Talking point: Housing the world
Rory Olcayto
The day was long. Eight hours of crits and feedback after a ten-hour flight could scramble anyone’s brain, but the projects I reviewed with my fellow judges, both architects - Heather Dodd (chairing) from South Africa and Jamaica’s Kevin McMorris - were mostly bangers.
We’re talking WAF 2025 - the world’s largest live-judged architecture awards - which this year took place in a vast conference centre in Miami Beach. Heather, Kevin and I were judging the housing category, and by the day’s end, two schemes had pulled ahead of the pack: both social housing, one Spanish, the other American, both pretty exceptional. First up, the runner up: Urbanitree’s Terrazas para la vida, providing 40 homes in Barcelona, its mass-timber CLT frames and ground-floor fab-lab, a perfect expression of the Catalan capital’s pace-setting urbanism, and keyed into a national vision of new forestry and housing as infrastructure that all of us should be vying to replicate.
Unbelievably, given they used shipping containers (mere mention of them should usually be enough for a juror to cry, ‘Next!’) Ghazal Khezri with Geoffrey Sorrell – of LA practice Lorcan O’Herlihy – went one better with Isla Intersections, to grab the housing category gong (it would go on to land WAF’s American Beauty Prize too.)
The project occupies a tight polygon of land under the tangled concrete shoelace of the 110–105 interchange in South LA. The lead designer, Ghazal, formerly of Coop Himmelb(l)au, has placed 54 dwellings for once-homeless people (with ten for army vets) alongside one of the world’s busiest roads, using stacked shipping containers painted a stark ranch white and deploying, to my Gen X eyes, a rather DeCon plan. Unsurprisingly, Peter Cook, leading the supercrit jury on the final day, “loved it.”
This sculptural composition sweeps down to street level, opens up a central courtyard and fashions a new paseo, a walkable green street with space for retail and workshops. Despite the hard metal aesthetic, it’s a gentle response in a brutal context and while its true none of the jury had actually been there, we all sensed, like a rabbit from a hat, it made a proper place out of nothing.
Despite the hard-metal aesthetic, it’s a gentle response in a brutal context. It had a kind of ferocious friendliness I felt. Whatever, its sheer verve left the jury reeling. Here was a project that makes you believe buildings - and architects - can fix things.
There were other impressive works to contend with: Safdie Architects impossibly vast Habitat Qinhuangdao (in terms of scale, an elephant to Park Hill’s gnat) on China’s northeast coast. It’s a properly three-dimensional neighbourhood housing some 5,000 people and featuring 16 storey blocks, community amphitheatres and no double-loaded corridors. But the presenters didn’t show a plan, or what the homes were like inside.

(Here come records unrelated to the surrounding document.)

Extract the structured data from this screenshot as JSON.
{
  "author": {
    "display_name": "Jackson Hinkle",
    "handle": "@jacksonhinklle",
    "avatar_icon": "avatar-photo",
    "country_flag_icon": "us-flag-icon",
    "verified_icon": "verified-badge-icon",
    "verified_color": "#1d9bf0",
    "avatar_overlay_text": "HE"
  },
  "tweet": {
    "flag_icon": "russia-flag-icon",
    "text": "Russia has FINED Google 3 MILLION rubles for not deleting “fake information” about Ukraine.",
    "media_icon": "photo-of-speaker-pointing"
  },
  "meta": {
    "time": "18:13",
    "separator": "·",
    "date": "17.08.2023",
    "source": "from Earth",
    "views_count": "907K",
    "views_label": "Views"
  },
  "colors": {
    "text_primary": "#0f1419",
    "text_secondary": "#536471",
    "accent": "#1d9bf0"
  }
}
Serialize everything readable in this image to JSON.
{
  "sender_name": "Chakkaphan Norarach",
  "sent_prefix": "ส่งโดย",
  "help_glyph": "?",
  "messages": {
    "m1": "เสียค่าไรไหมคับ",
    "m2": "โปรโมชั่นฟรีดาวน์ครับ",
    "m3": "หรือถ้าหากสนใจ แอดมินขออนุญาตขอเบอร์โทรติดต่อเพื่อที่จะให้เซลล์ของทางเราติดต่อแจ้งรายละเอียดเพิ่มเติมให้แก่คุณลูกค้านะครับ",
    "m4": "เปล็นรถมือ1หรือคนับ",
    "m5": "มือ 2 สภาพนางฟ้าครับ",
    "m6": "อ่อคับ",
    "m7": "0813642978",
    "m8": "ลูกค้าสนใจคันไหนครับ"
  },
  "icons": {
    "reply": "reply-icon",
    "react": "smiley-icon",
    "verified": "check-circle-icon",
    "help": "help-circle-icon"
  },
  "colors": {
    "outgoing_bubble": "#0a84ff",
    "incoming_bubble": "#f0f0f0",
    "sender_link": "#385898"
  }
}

There was a Parisian housing scheme, for Chinese students, that blended two housing types: the ‘tulou’, a traditional circular community residence from southern China, and the Haussmann block to form something both familiar and new, which is pretty much what you want when you’re a student in a far-off land.
There were other interesting schemes. Retrofit projects in Shanghai revitalising relics in the city’s historic French concession. Luxury homes in Lima drawing on the Huaca adobe vernacular. Key worker homes in Bangkok, taking façade design seriously as a building block for urban identity and a huge mixed-use scheme in Kyiv, with shades of Bofill, but memorable mostly for its stop-start war-time construction, including enduring a huge missile strike in the summer just past.
In the end, what really impressed at this year’s WAF were the schemes that quietly stitched life back into their cities. The housing in Barcelona and South LA was streets ahead of what we’re doing here, with our bricks, SuDS and cycle stores. If there’s a message for the UK, it’s hardly deep: look beyond the brick slip, clock what’s happening across the water, and nick the best, most ambitious ideas to bring home.